The shutdown of the Coreflood botnet: Botnet Are They Really Dead or Will They Rise Again?
While the Federal Bureau of Investigation has seized control the Coreflood botnet, it is now working with Microsoft to try to permanently remove malware from thousands of infected zombie machines to prevent Coreflood from springing back to life.
Now that the Federal Bureau of Investigation has successfully disarmed the Coreflood botnet temporarily, the next step is to get the malware off infected machines.
The number of beacons, or requests from Coreflood zombies to the C&C (command and control) servers have declined by over 90 percent in the week since the FBI raided and seized five C&C servers and 29 domains used to control the Coreflood botnet, according to court documents filed April 22. The requests have dropped from about 800,000 on April 13, two days before the raid, to less than 100,000 on April 22, according to court papers.

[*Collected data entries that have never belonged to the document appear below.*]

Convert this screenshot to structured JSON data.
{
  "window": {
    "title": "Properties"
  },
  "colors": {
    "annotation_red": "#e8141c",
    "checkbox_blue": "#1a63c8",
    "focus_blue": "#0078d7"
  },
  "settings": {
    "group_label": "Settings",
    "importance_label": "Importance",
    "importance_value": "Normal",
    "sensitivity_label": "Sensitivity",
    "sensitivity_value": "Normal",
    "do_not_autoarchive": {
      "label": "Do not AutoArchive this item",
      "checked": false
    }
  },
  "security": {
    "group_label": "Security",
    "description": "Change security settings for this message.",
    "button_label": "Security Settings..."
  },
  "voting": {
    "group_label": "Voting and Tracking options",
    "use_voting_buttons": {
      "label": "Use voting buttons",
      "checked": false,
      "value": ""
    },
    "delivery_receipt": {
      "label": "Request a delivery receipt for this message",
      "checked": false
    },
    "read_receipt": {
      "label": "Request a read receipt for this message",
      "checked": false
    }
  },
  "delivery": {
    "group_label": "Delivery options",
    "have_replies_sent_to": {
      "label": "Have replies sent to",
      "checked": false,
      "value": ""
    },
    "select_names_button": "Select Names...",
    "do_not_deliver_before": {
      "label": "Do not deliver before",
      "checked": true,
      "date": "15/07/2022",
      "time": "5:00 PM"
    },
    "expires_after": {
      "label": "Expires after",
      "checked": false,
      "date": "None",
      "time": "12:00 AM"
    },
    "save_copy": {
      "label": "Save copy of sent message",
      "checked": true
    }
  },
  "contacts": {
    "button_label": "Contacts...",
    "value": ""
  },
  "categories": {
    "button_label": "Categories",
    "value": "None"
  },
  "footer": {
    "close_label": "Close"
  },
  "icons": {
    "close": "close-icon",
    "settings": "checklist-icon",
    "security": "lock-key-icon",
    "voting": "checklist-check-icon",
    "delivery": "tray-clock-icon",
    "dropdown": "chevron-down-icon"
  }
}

Many users were unaware their systems had been compromised in the first place and may still be infected even though the C&C servers are offline. With these dormant machines out there, it's possible that operators can resurrect the botnet at a later time and push out updated instructions to awaken its zombie army. "It stands to reason that when we stop seeing new exploits, that the entire botnet has to be on the decline," Patrick Cummins, a security malware researcher at Blue Coat Security, told eWEEK. The success and ultimate survival of the botnet depend on being able to continuously update its zombies. The U.S. Department of Justice employed a controversial technique to ensure Coreflood can't be revived by overwriting the malicious code on compromised systems with a new set of instructions.